Trustee research on charities 2023

Research has been conducted on behalf of the Charity Commission by Yonder to better understand both public trust in charities and trustees experience of their role.

The report found:

  • Trustees’ understanding of their role and confidence in performing it remains high. Trustees feel able to align appropriately with public expectations and protect charities and their beneficiaries from harm. A vast majority of trustees prefer caution over risk in their approach to spending, while a similar proportion feels it should be a charity’s core purpose rather than trustees’ judgement that guides their decisions.

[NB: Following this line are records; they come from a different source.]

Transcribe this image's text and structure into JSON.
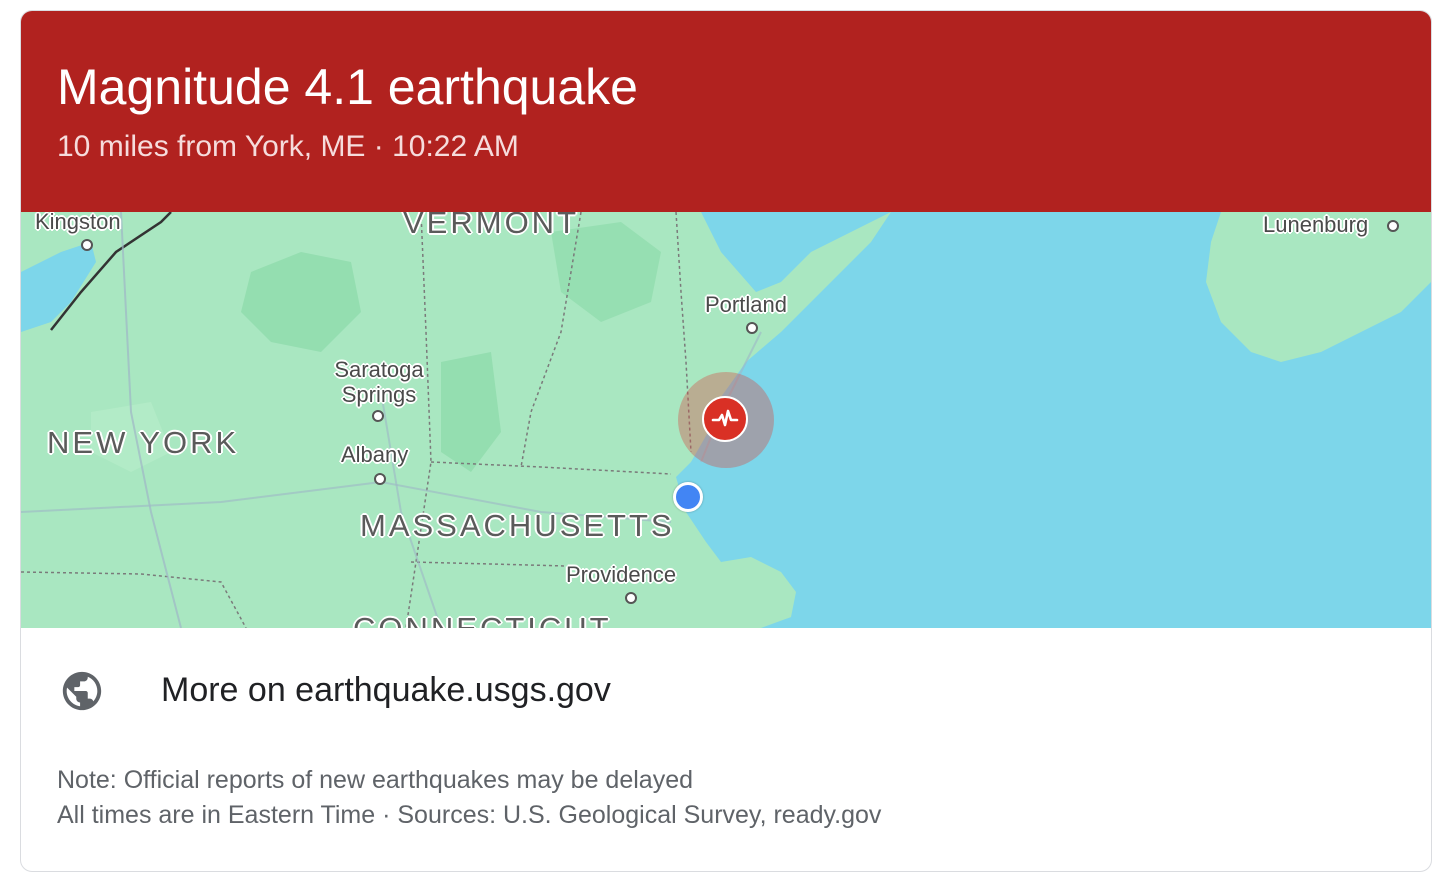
{
  "header": {
    "title": "Magnitude 4.1 earthquake",
    "subtitle": "10 miles from York, ME · 10:22 AM",
    "background_color": "#b1221f"
  },
  "map": {
    "water_color": "#7dd6ea",
    "land_color": "#a9e7c1",
    "quake_marker_color": "#d93025",
    "user_location_color": "#4285f4",
    "cities": [
      {
        "name": "Kingston"
      },
      {
        "name": "Portland"
      },
      {
        "name": "Saratoga Springs"
      },
      {
        "name": "Albany"
      },
      {
        "name": "Providence"
      },
      {
        "name": "Lunenburg"
      }
    ],
    "states": [
      {
        "name": "VERMONT"
      },
      {
        "name": "NEW YORK"
      },
      {
        "name": "MASSACHUSETTS"
      },
      {
        "name": "CONNECTICUT"
      }
    ],
    "quake_icon": "seismograph-icon",
    "user_icon": "current-location-dot"
  },
  "more": {
    "icon": "globe-icon",
    "label": "More on earthquake.usgs.gov"
  },
  "notes": {
    "line1": "Note: Official reports of new earthquakes may be delayed",
    "line2": "All times are in Eastern Time · Sources: U.S. Geological Survey, ready.gov"
  }
}
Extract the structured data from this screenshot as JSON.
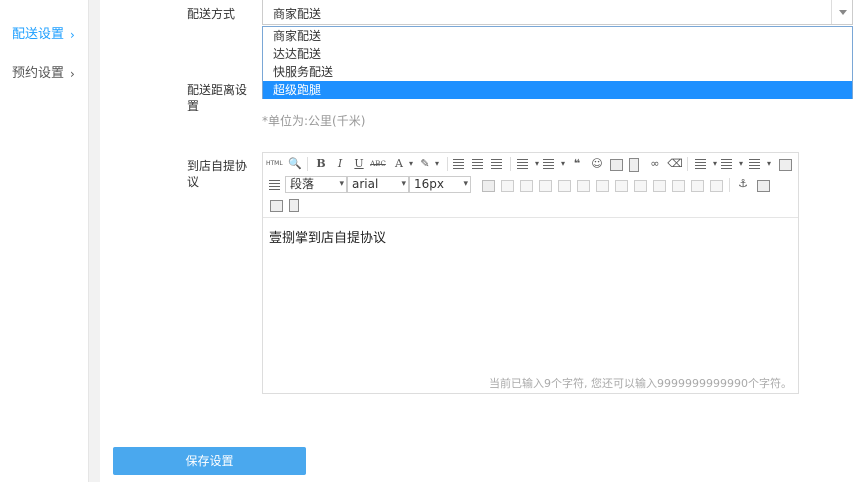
{
  "sidebar": {
    "items": [
      {
        "label": "配送设置",
        "active": true
      },
      {
        "label": "预约设置",
        "active": false
      }
    ]
  },
  "form": {
    "delivery_method": {
      "label": "配送方式",
      "value": "商家配送",
      "options": [
        "商家配送",
        "达达配送",
        "快服务配送",
        "超级跑腿"
      ],
      "highlighted": "超级跑腿"
    },
    "delivery_distance": {
      "label_line1": "配送距离设",
      "label_line2": "置",
      "hint": "*单位为:公里(千米)"
    },
    "pickup_agreement": {
      "label_line1": "到店自提协",
      "label_line2": "议",
      "content": "壹捌掌到店自提协议",
      "counter": "当前已输入9个字符, 您还可以输入9999999999990个字符。"
    }
  },
  "editor_toolbar": {
    "html_label": "HTML",
    "bold": "B",
    "italic": "I",
    "underline": "U",
    "strikethrough": "ABC",
    "font_color": "A",
    "quote": "❝",
    "paragraph_select": "段落",
    "font_family_select": "arial",
    "font_size_select": "16px"
  },
  "save_button": {
    "label": "保存设置"
  },
  "colors": {
    "accent": "#1e9fff",
    "highlight": "#1e90ff",
    "button": "#4aa8ee"
  }
}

  • The majority of trustees are confident that the boards they sit on reflect the views of all stakeholders. Smaller charities appear to rely largely on organic means of trustee recruitment, while larger charities also employ more formal processes.

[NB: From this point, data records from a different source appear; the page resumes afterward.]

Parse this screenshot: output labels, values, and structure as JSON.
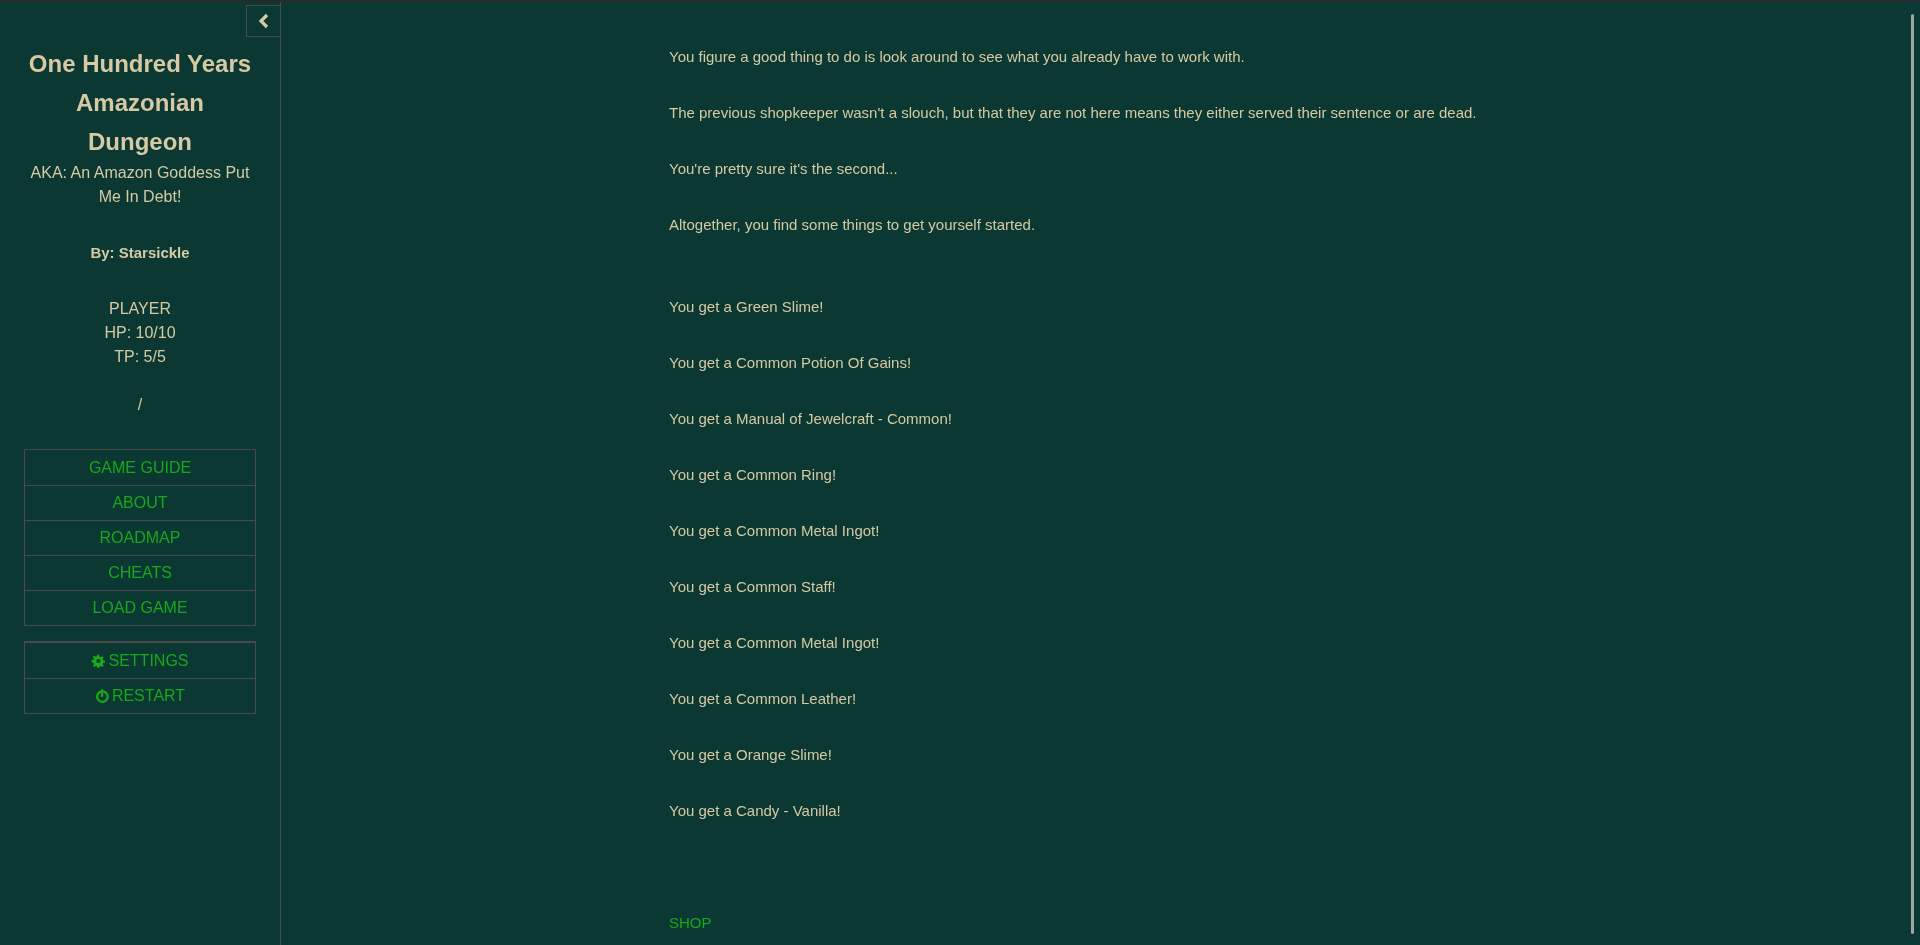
{
  "sidebar": {
    "title": "One Hundred Years Amazonian Dungeon",
    "subtitle": "AKA: An Amazon Goddess Put Me In Debt!",
    "author": "By: Starsickle",
    "stats": [
      "PLAYER",
      "HP: 10/10",
      "TP: 5/5"
    ],
    "location": "/",
    "menu": [
      "GAME GUIDE",
      "ABOUT",
      "ROADMAP",
      "CHEATS",
      "LOAD GAME"
    ],
    "actions": [
      {
        "kind": "settings",
        "label": "SETTINGS"
      },
      {
        "kind": "restart",
        "label": "RESTART"
      }
    ]
  },
  "story": {
    "paragraphs": [
      "You figure a good thing to do is look around to see what you already have to work with.",
      "The previous shopkeeper wasn't a slouch, but that they are not here means they either served their sentence or are dead.",
      "You're pretty sure it's the second...",
      "Altogether, you find some things to get yourself started."
    ],
    "items": [
      "You get a Green Slime!",
      "You get a Common Potion Of Gains!",
      "You get a Manual of Jewelcraft - Common!",
      "You get a Common Ring!",
      "You get a Common Metal Ingot!",
      "You get a Common Staff!",
      "You get a Common Metal Ingot!",
      "You get a Common Leather!",
      "You get a Orange Slime!",
      "You get a Candy - Vanilla!"
    ],
    "link": "SHOP"
  }
}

  • Trustees want and, for the most part, perceive balance in the Commission’s regulatory approach. Those who do not feel the Commission is balanced are evenly split between those who see more emphasis on dealing with wrongdoing and those who see more emphasis on helping charities do things the right way. Those who have had relevant dealings with the Commission feel for the most part that they have been dealt with fairly.

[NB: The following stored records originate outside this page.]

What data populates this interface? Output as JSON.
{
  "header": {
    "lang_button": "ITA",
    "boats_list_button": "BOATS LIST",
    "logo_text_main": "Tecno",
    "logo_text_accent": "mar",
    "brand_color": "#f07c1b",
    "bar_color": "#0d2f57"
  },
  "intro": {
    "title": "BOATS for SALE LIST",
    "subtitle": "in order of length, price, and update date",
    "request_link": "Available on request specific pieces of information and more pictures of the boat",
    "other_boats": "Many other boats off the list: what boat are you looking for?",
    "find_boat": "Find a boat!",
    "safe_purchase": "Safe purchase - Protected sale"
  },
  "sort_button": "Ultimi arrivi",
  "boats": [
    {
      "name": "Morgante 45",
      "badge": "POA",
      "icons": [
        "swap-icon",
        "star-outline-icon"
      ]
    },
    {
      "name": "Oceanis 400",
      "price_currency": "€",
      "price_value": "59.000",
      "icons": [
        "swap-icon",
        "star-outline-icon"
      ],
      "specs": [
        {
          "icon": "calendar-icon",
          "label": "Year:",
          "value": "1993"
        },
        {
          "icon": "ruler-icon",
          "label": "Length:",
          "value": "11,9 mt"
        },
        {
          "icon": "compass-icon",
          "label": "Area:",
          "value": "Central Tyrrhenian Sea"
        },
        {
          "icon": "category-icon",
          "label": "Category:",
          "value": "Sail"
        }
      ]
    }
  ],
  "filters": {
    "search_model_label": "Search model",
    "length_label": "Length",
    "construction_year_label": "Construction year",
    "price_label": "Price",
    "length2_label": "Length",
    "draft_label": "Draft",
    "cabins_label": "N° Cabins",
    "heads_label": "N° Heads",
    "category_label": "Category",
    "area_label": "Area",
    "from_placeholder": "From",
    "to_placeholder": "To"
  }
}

  • Charity law is seen as having the greatest influence on the Commission, yet some trustees also see other influences at work. The strongest sense, both of influence and non-influence from elsewhere, comes from those who use the Commission most.
  • The Charity Commission is not the main source of advice and guidance, but it is found to be useful by those who exploit it. Trustees continue to turn first to colleagues and other trustees or to the internet for advice and guidance.